MONDAY, Aug. 12, 2024 (HealthDay News) — In a national Medicare Advantage (MA) plan, the prevalence of homebound is 22 percent, and homebound status is independently associated with increased health service use and mortality, according to a study published online Aug. 13 in the Annals of Internal Medicine.
Bruce Leff, M.D., from the Johns Hopkins University School of Medicine in Baltimore, and colleagues examined the prevalence, characteristics, predictors, health service use, and mortality outcomes of homebound beneficiaries of a national MA plan (2,435,519 Humana MA beneficiaries) in 2022. Homebound status was assessed via in-home assessment and categorized as homebound, semi-homebound, and not homebound.
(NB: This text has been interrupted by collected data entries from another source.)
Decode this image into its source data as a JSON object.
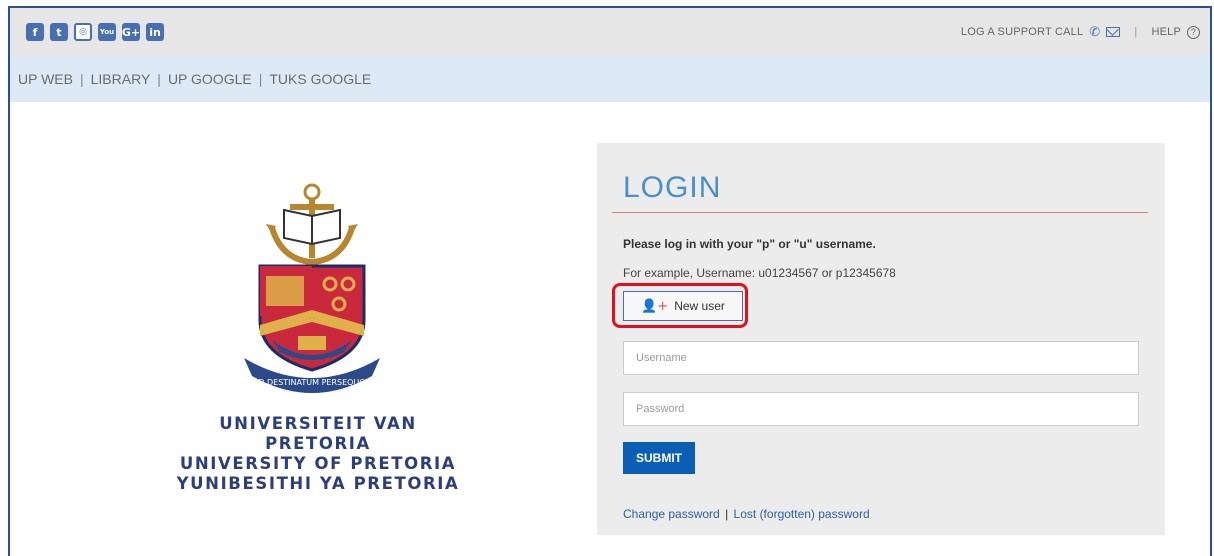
{
  "social": [
    {
      "name": "facebook-icon",
      "glyph": "f",
      "class": ""
    },
    {
      "name": "twitter-icon",
      "glyph": "t",
      "class": ""
    },
    {
      "name": "instagram-icon",
      "glyph": "◎",
      "class": "ig"
    },
    {
      "name": "youtube-icon",
      "glyph": "You",
      "class": "yt"
    },
    {
      "name": "googleplus-icon",
      "glyph": "G+",
      "class": ""
    },
    {
      "name": "linkedin-icon",
      "glyph": "in",
      "class": ""
    }
  ],
  "topbar": {
    "support": "LOG A SUPPORT CALL",
    "separator": "|",
    "help": "HELP"
  },
  "nav": {
    "items": [
      "UP WEB",
      "LIBRARY",
      "UP GOOGLE",
      "TUKS GOOGLE"
    ],
    "separator": "|"
  },
  "university": {
    "line1": "UNIVERSITEIT VAN PRETORIA",
    "line2": "UNIVERSITY OF PRETORIA",
    "line3": "YUNIBESITHI YA PRETORIA",
    "motto": "AD DESTINATUM PERSEQUOR"
  },
  "login": {
    "title": "LOGIN",
    "instruction": "Please log in with your \"p\" or \"u\" username.",
    "example": "For example, Username: u01234567 or p12345678",
    "new_user": "New user",
    "username_placeholder": "Username",
    "password_placeholder": "Password",
    "submit": "SUBMIT",
    "change_password": "Change password",
    "link_separator": "|",
    "lost_password": "Lost (forgotten) password"
  },
  "colors": {
    "accent": "#0a5fb4",
    "title": "#4a90c8",
    "highlight": "#e0101e",
    "nav_bg": "#ddeaf5",
    "topbar_bg": "#e6e6e6"
  }
}
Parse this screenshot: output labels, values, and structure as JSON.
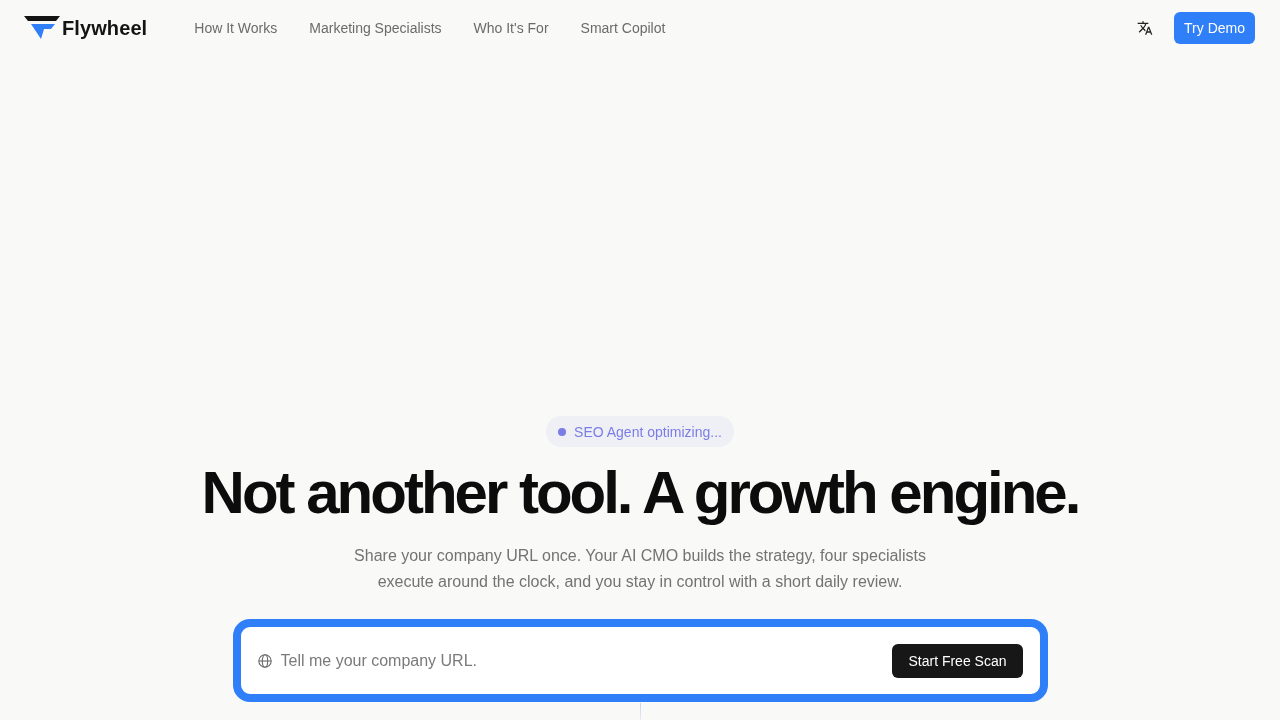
{
  "header": {
    "logo": {
      "text": "Flywheel"
    },
    "nav_links": [
      "How It Works",
      "Marketing Specialists",
      "Who It's For",
      "Smart Copilot"
    ],
    "cta_button": "Try Demo"
  },
  "hero": {
    "status_badge": "SEO Agent optimizing...",
    "headline": "Not another tool. A growth engine.",
    "subheadline": "Share your company URL once. Your AI CMO builds the strategy, four specialists execute around the clock, and you stay in control with a short daily review.",
    "url_form": {
      "placeholder": "Tell me your company URL.",
      "submit_button": "Start Free Scan"
    }
  }
}
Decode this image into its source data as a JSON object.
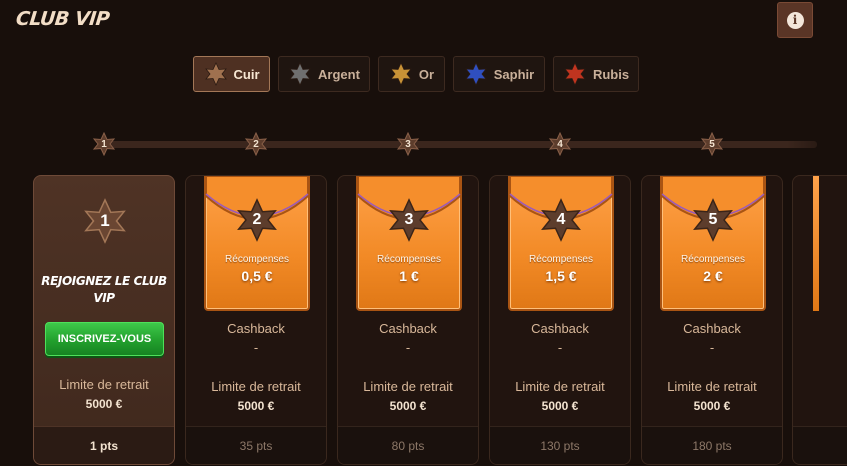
{
  "header": {
    "title": "CLUB VIP",
    "info_icon": "info-icon"
  },
  "tabs": [
    {
      "label": "Cuir",
      "color": "#a0714f",
      "active": true
    },
    {
      "label": "Argent",
      "color": "#6f6f6f",
      "active": false
    },
    {
      "label": "Or",
      "color": "#c89236",
      "active": false
    },
    {
      "label": "Saphir",
      "color": "#2f4fbf",
      "active": false
    },
    {
      "label": "Rubis",
      "color": "#c0341f",
      "active": false
    }
  ],
  "progress_markers": [
    "1",
    "2",
    "3",
    "4",
    "5"
  ],
  "join_card": {
    "level": "1",
    "title": "REJOIGNEZ LE CLUB VIP",
    "button": "INSCRIVEZ-VOUS",
    "limit_label": "Limite de retrait",
    "limit_value": "5000 €",
    "points": "1 pts"
  },
  "levels": [
    {
      "level": "2",
      "rewards_label": "Récompenses",
      "reward": "0,5 €",
      "cashback_label": "Cashback",
      "cashback": "-",
      "limit_label": "Limite de retrait",
      "limit_value": "5000 €",
      "points": "35 pts"
    },
    {
      "level": "3",
      "rewards_label": "Récompenses",
      "reward": "1 €",
      "cashback_label": "Cashback",
      "cashback": "-",
      "limit_label": "Limite de retrait",
      "limit_value": "5000 €",
      "points": "80 pts"
    },
    {
      "level": "4",
      "rewards_label": "Récompenses",
      "reward": "1,5 €",
      "cashback_label": "Cashback",
      "cashback": "-",
      "limit_label": "Limite de retrait",
      "limit_value": "5000 €",
      "points": "130 pts"
    },
    {
      "level": "5",
      "rewards_label": "Récompenses",
      "reward": "2 €",
      "cashback_label": "Cashback",
      "cashback": "-",
      "limit_label": "Limite de retrait",
      "limit_value": "5000 €",
      "points": "180 pts"
    }
  ],
  "colors": {
    "background": "#180f0b",
    "leather_star": "#5d3d2c",
    "envelope": "#f28a26",
    "join_button": "#22a02d"
  }
}
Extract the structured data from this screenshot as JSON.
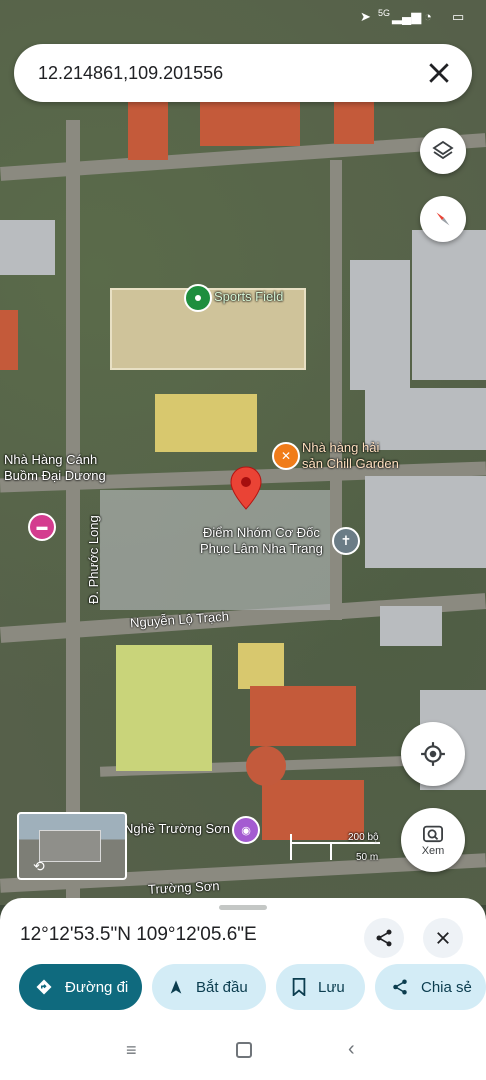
{
  "status_bar": {
    "network": "5G"
  },
  "search": {
    "value": "12.214861,109.201556"
  },
  "map": {
    "labels": {
      "sports_field": "Sports Field",
      "restaurant_1": "Nhà hàng hải\nsản Chill Garden",
      "restaurant_2": "Nhà Hàng Cánh\nBuồm Đại Dương",
      "church": "Điểm Nhóm Cơ Đốc\nPhục Lâm Nha Trang",
      "street_phuoc_long": "Đ. Phước Long",
      "street_nguyen_lo_trach": "Nguyễn Lộ Trạch",
      "street_truong_son": "Trường Sơn",
      "nghe_truong_son": "Nghề Trường Sơn"
    },
    "scale": {
      "top": "200 bộ",
      "bottom": "50 m"
    },
    "lens_label": "Xem"
  },
  "sheet": {
    "coords": "12°12'53.5\"N 109°12'05.6\"E",
    "buttons": {
      "directions": "Đường đi",
      "start": "Bắt đầu",
      "save": "Lưu",
      "share": "Chia sẻ"
    }
  },
  "colors": {
    "primary": "#0f6a7e",
    "chip": "#d3ecf6",
    "pin": "#ea4335"
  }
}
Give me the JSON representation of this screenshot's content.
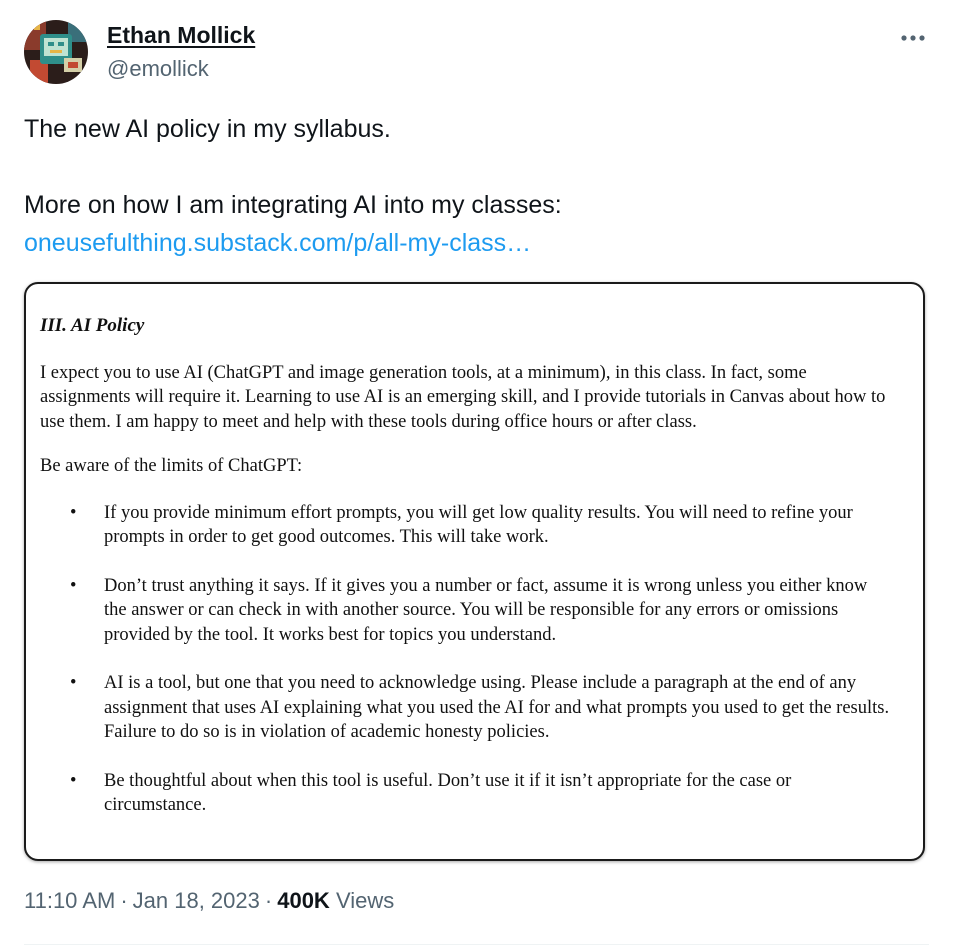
{
  "author": {
    "display_name": "Ethan Mollick",
    "handle": "@emollick",
    "avatar_icon": "pixel-art-avatar"
  },
  "more_icon": "more-options-icon",
  "tweet": {
    "line1": "The new AI policy in my syllabus.",
    "line2": "More on how I am integrating AI into my classes:",
    "link": "oneusefulthing.substack.com/p/all-my-class…"
  },
  "document": {
    "heading": "III.  AI Policy",
    "intro": "I expect you to use AI (ChatGPT and image generation tools, at a minimum), in this class. In fact, some assignments will require it. Learning to use AI is an emerging skill, and I provide tutorials in Canvas about how to use them. I am happy to meet and help with these tools during office hours or after class.",
    "subheading": "Be aware of the limits of ChatGPT:",
    "bullet_symbol": "•",
    "bullets": [
      "If you provide minimum effort prompts, you will get low quality results. You will need to refine your prompts in order to get good outcomes. This will take work.",
      "Don’t trust anything it says. If it gives you a number or fact, assume it is wrong unless you either know the answer or can check in with another source. You will be responsible for any errors or omissions provided by the tool. It works best for topics you understand.",
      "AI is a tool, but one that you need to acknowledge using. Please include a paragraph at the end of any assignment that uses AI explaining what you used the AI for and what prompts you used to get the results. Failure to do so is in violation of academic honesty policies.",
      "Be thoughtful about when this tool is useful. Don’t use it if it isn’t appropriate for the case or circumstance."
    ]
  },
  "meta": {
    "time": "11:10 AM",
    "date": "Jan 18, 2023",
    "separator": "·",
    "views_count": "400K",
    "views_label": "Views"
  },
  "colors": {
    "link": "#1d9bf0",
    "secondary_text": "#536471",
    "primary_text": "#0f1419"
  }
}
The researchers found that the overall prevalence of homebound beneficiaries was 22.0 percent in 2022 (8.4 percent homebound; 13.6 percent semi-homebound). Homebound status was predicted by female sex, low-income status or dual eligibility for Medicaid and Medicare, dementia, and moderate-to-severe frailty in adjusted models (odds ratios, 1.36, 1.56, 2.36, and 4.32, respectively). Increased odds of any emergency department visit, any inpatient hospital admission, any skilled nursing-facility admission, and death were seen in association with homebound status in a multivariable logistic regression (odds ratios, 1.14, 1.44, 2.18, and 2.55, respectively).
“In the context of MA, homebound persons should be of special interest because frail older adults account for more than half of all preventable costs among Medicare beneficiaries,” the authors write.